Once the plantain and cassava are boiled and tender, the driver sits behind the waduro, adding plantain pieces with a bit of water while the pounder uses the woma to smash the pieces, releasing the starches until it’s a soft, smooth mass. This is repeated with the cassava, then both are combined. The pounder and driver must be in sync, being careful not to apply too little or too much pressure (unless you want to break someone’s fingers) or add in pieces too quickly, which results in a lumpy product. Once the fufu is pounded, it’s transferred to a bowl, sprinkled with a bit of water to prevent the fufu from sticking, and shaped by hand. It takes about an hour to transform tubers and plantain into soft, smooth oblong shapes that give slightly when touched, then bounce back.
As a kid, this process endlessly fascinated me, so I was ecstatic when my grandmother finally let me try pounding. As a piece of plantain was placed into the waduro, I used all the might my body could muster, and the plantain flew out with such velocity that my grandmother startled. Needless to say, I was benched à la Tristan Thompson shortly after, until I was able to handle pounding with little assistance.
Fufu is as physical to eat as it is to make; it is a tactile food, meant to be eaten with your right hand and swallowed without chewing. It becomes the perfect flavor vehicle for a variety of hearty, intricately seasoned soups, some made with freshly ground peanut butter and heightened with a kick of whole Scotch bonnet peppers bobbing on the surface, others with red palmnut puree, seasoned with funky, umami-packed dawadawa and dried fish. As Essie Bartels, creator of Essiespice, a specialty sauce company that sources ingredients from Africa, explains: “You can literally eat fufu every single day and it’ll take on a new character with each new soup.”
Despite my own love for fufu, making it traditionally outside of Ghana is nearly impossible.
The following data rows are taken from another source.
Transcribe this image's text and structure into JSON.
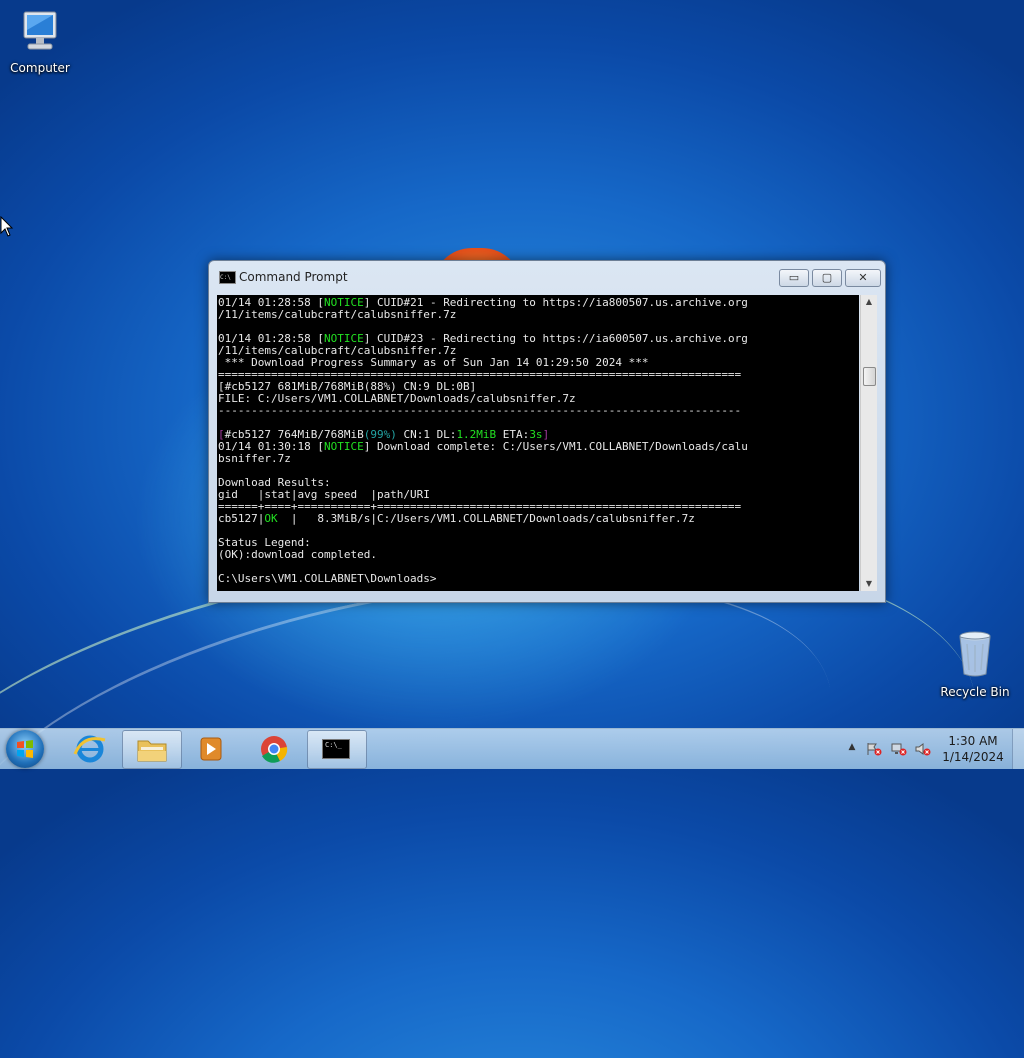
{
  "desktop": {
    "icons": [
      {
        "label": "Computer",
        "icon": "computer-icon"
      },
      {
        "label": "Recycle Bin",
        "icon": "recycle-bin-icon"
      }
    ]
  },
  "window": {
    "title": "Command Prompt",
    "buttons": {
      "minimize": "▭",
      "maximize": "▢",
      "close": "✕"
    }
  },
  "console": {
    "lines": [
      [
        {
          "t": "01/14 01:28:58 ["
        },
        {
          "t": "NOTICE",
          "c": "g"
        },
        {
          "t": "] CUID#21 - Redirecting to https://ia800507.us.archive.org"
        }
      ],
      [
        {
          "t": "/11/items/calubcraft/calubsniffer.7z"
        }
      ],
      [
        {
          "t": ""
        }
      ],
      [
        {
          "t": "01/14 01:28:58 ["
        },
        {
          "t": "NOTICE",
          "c": "g"
        },
        {
          "t": "] CUID#23 - Redirecting to https://ia600507.us.archive.org"
        }
      ],
      [
        {
          "t": "/11/items/calubcraft/calubsniffer.7z"
        }
      ],
      [
        {
          "t": " *** Download Progress Summary as of Sun Jan 14 01:29:50 2024 ***"
        }
      ],
      [
        {
          "t": "==============================================================================="
        }
      ],
      [
        {
          "t": "[#cb5127 681MiB/768MiB(88%) CN:9 DL:0B]"
        }
      ],
      [
        {
          "t": "FILE: C:/Users/VM1.COLLABNET/Downloads/calubsniffer.7z"
        }
      ],
      [
        {
          "t": "-------------------------------------------------------------------------------"
        }
      ],
      [
        {
          "t": ""
        }
      ],
      [
        {
          "t": "[",
          "c": "m"
        },
        {
          "t": "#cb5127 764MiB/768MiB"
        },
        {
          "t": "(99%)",
          "c": "c"
        },
        {
          "t": " CN:1 DL:"
        },
        {
          "t": "1.2MiB",
          "c": "g"
        },
        {
          "t": " ETA:"
        },
        {
          "t": "3s",
          "c": "g"
        },
        {
          "t": "]",
          "c": "m"
        }
      ],
      [
        {
          "t": "01/14 01:30:18 ["
        },
        {
          "t": "NOTICE",
          "c": "g"
        },
        {
          "t": "] Download complete: C:/Users/VM1.COLLABNET/Downloads/calu"
        }
      ],
      [
        {
          "t": "bsniffer.7z"
        }
      ],
      [
        {
          "t": ""
        }
      ],
      [
        {
          "t": "Download Results:"
        }
      ],
      [
        {
          "t": "gid   |stat|avg speed  |path/URI"
        }
      ],
      [
        {
          "t": "======+====+===========+======================================================="
        }
      ],
      [
        {
          "t": "cb5127|"
        },
        {
          "t": "OK",
          "c": "g"
        },
        {
          "t": "  |   8.3MiB/s|C:/Users/VM1.COLLABNET/Downloads/calubsniffer.7z"
        }
      ],
      [
        {
          "t": ""
        }
      ],
      [
        {
          "t": "Status Legend:"
        }
      ],
      [
        {
          "t": "(OK):download completed."
        }
      ],
      [
        {
          "t": ""
        }
      ],
      [
        {
          "t": "C:\\Users\\VM1.COLLABNET\\Downloads>"
        }
      ]
    ]
  },
  "taskbar": {
    "apps": [
      {
        "name": "internet-explorer",
        "icon": "internet-explorer-icon"
      },
      {
        "name": "file-explorer",
        "icon": "folder-icon"
      },
      {
        "name": "media-player",
        "icon": "media-player-icon"
      },
      {
        "name": "chrome",
        "icon": "chrome-icon"
      },
      {
        "name": "command-prompt",
        "icon": "command-prompt-icon",
        "glyph": "C:\\_"
      }
    ],
    "tray": {
      "arrow": "▲",
      "time": "1:30 AM",
      "date": "1/14/2024"
    }
  }
}
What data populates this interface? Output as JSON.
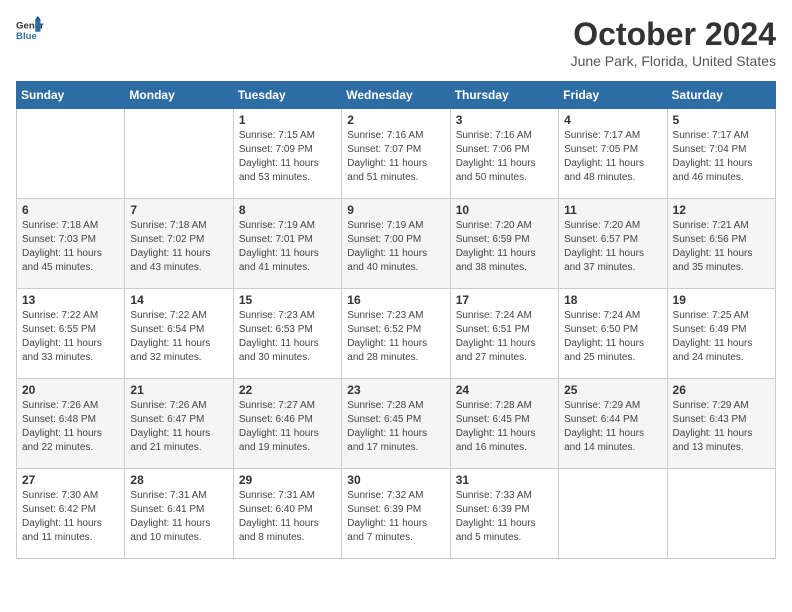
{
  "header": {
    "logo_line1": "General",
    "logo_line2": "Blue",
    "month": "October 2024",
    "location": "June Park, Florida, United States"
  },
  "weekdays": [
    "Sunday",
    "Monday",
    "Tuesday",
    "Wednesday",
    "Thursday",
    "Friday",
    "Saturday"
  ],
  "weeks": [
    [
      {
        "day": "",
        "info": ""
      },
      {
        "day": "",
        "info": ""
      },
      {
        "day": "1",
        "info": "Sunrise: 7:15 AM\nSunset: 7:09 PM\nDaylight: 11 hours and 53 minutes."
      },
      {
        "day": "2",
        "info": "Sunrise: 7:16 AM\nSunset: 7:07 PM\nDaylight: 11 hours and 51 minutes."
      },
      {
        "day": "3",
        "info": "Sunrise: 7:16 AM\nSunset: 7:06 PM\nDaylight: 11 hours and 50 minutes."
      },
      {
        "day": "4",
        "info": "Sunrise: 7:17 AM\nSunset: 7:05 PM\nDaylight: 11 hours and 48 minutes."
      },
      {
        "day": "5",
        "info": "Sunrise: 7:17 AM\nSunset: 7:04 PM\nDaylight: 11 hours and 46 minutes."
      }
    ],
    [
      {
        "day": "6",
        "info": "Sunrise: 7:18 AM\nSunset: 7:03 PM\nDaylight: 11 hours and 45 minutes."
      },
      {
        "day": "7",
        "info": "Sunrise: 7:18 AM\nSunset: 7:02 PM\nDaylight: 11 hours and 43 minutes."
      },
      {
        "day": "8",
        "info": "Sunrise: 7:19 AM\nSunset: 7:01 PM\nDaylight: 11 hours and 41 minutes."
      },
      {
        "day": "9",
        "info": "Sunrise: 7:19 AM\nSunset: 7:00 PM\nDaylight: 11 hours and 40 minutes."
      },
      {
        "day": "10",
        "info": "Sunrise: 7:20 AM\nSunset: 6:59 PM\nDaylight: 11 hours and 38 minutes."
      },
      {
        "day": "11",
        "info": "Sunrise: 7:20 AM\nSunset: 6:57 PM\nDaylight: 11 hours and 37 minutes."
      },
      {
        "day": "12",
        "info": "Sunrise: 7:21 AM\nSunset: 6:56 PM\nDaylight: 11 hours and 35 minutes."
      }
    ],
    [
      {
        "day": "13",
        "info": "Sunrise: 7:22 AM\nSunset: 6:55 PM\nDaylight: 11 hours and 33 minutes."
      },
      {
        "day": "14",
        "info": "Sunrise: 7:22 AM\nSunset: 6:54 PM\nDaylight: 11 hours and 32 minutes."
      },
      {
        "day": "15",
        "info": "Sunrise: 7:23 AM\nSunset: 6:53 PM\nDaylight: 11 hours and 30 minutes."
      },
      {
        "day": "16",
        "info": "Sunrise: 7:23 AM\nSunset: 6:52 PM\nDaylight: 11 hours and 28 minutes."
      },
      {
        "day": "17",
        "info": "Sunrise: 7:24 AM\nSunset: 6:51 PM\nDaylight: 11 hours and 27 minutes."
      },
      {
        "day": "18",
        "info": "Sunrise: 7:24 AM\nSunset: 6:50 PM\nDaylight: 11 hours and 25 minutes."
      },
      {
        "day": "19",
        "info": "Sunrise: 7:25 AM\nSunset: 6:49 PM\nDaylight: 11 hours and 24 minutes."
      }
    ],
    [
      {
        "day": "20",
        "info": "Sunrise: 7:26 AM\nSunset: 6:48 PM\nDaylight: 11 hours and 22 minutes."
      },
      {
        "day": "21",
        "info": "Sunrise: 7:26 AM\nSunset: 6:47 PM\nDaylight: 11 hours and 21 minutes."
      },
      {
        "day": "22",
        "info": "Sunrise: 7:27 AM\nSunset: 6:46 PM\nDaylight: 11 hours and 19 minutes."
      },
      {
        "day": "23",
        "info": "Sunrise: 7:28 AM\nSunset: 6:45 PM\nDaylight: 11 hours and 17 minutes."
      },
      {
        "day": "24",
        "info": "Sunrise: 7:28 AM\nSunset: 6:45 PM\nDaylight: 11 hours and 16 minutes."
      },
      {
        "day": "25",
        "info": "Sunrise: 7:29 AM\nSunset: 6:44 PM\nDaylight: 11 hours and 14 minutes."
      },
      {
        "day": "26",
        "info": "Sunrise: 7:29 AM\nSunset: 6:43 PM\nDaylight: 11 hours and 13 minutes."
      }
    ],
    [
      {
        "day": "27",
        "info": "Sunrise: 7:30 AM\nSunset: 6:42 PM\nDaylight: 11 hours and 11 minutes."
      },
      {
        "day": "28",
        "info": "Sunrise: 7:31 AM\nSunset: 6:41 PM\nDaylight: 11 hours and 10 minutes."
      },
      {
        "day": "29",
        "info": "Sunrise: 7:31 AM\nSunset: 6:40 PM\nDaylight: 11 hours and 8 minutes."
      },
      {
        "day": "30",
        "info": "Sunrise: 7:32 AM\nSunset: 6:39 PM\nDaylight: 11 hours and 7 minutes."
      },
      {
        "day": "31",
        "info": "Sunrise: 7:33 AM\nSunset: 6:39 PM\nDaylight: 11 hours and 5 minutes."
      },
      {
        "day": "",
        "info": ""
      },
      {
        "day": "",
        "info": ""
      }
    ]
  ]
}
The woma and waduro are heavy and require an ample amount of space, which makes usage and storage impractical. Our home has experimented with a variety of substitutes, like potato starch and powdered oats, that never hit the mark, but Tropiway’s Fufu Flour has been a standard in my house for as long as I can remember. Made with a blend of plantain flour, potato starch, and cassava flour, Tropiway’s flour is even tinted with a hint of saffron and turmeric to mimic that familiar yellow hue that would otherwise come from fresh plantains. All you need is water and a few minutes on the stove or microwave to create fufu. Created by Edward Ofori, a Ghanaian food researcher, his invention still reigns supreme in most Ghanaian households across the world today—so much so that there are now counterfeit warnings on the brand’s site.
In spite of the convenience of a solution that comes in a box, many home cooks haven’t stopped experimenting. Trudy Arhin, who lives in Richmond, Virginia, found that it took a cocktail of flours to get the right texture: smooth and pliable, yet firm enough to maintain its shape when eaten with hearty soups. “I use the [fufu flour] box, but I use oatmeal powder for that added texture that most boxes lack.”
A few years ago, my mom learned of a new fufu-making technique from her friend, who swore by blending plantain and cassava with a little bit of water, then kneading the mixture over the stove until it thickened. This also happens to be the only technique Ghanaian food blogger Joana Yeboah-Acheampong of Aftrad Village Kitchen has used since moving from Ghana to the U.K. “My husband prefers this method, as he’s such a purist for the traditional version—it needs to taste close to the real thing.”
While I was initially skeptical, I tried it—and I was shocked. Even the little plantain seeds I remembered as a kid were in there. They always reminded me of the Ghanaian flag: black stars suspended in a canary galaxy.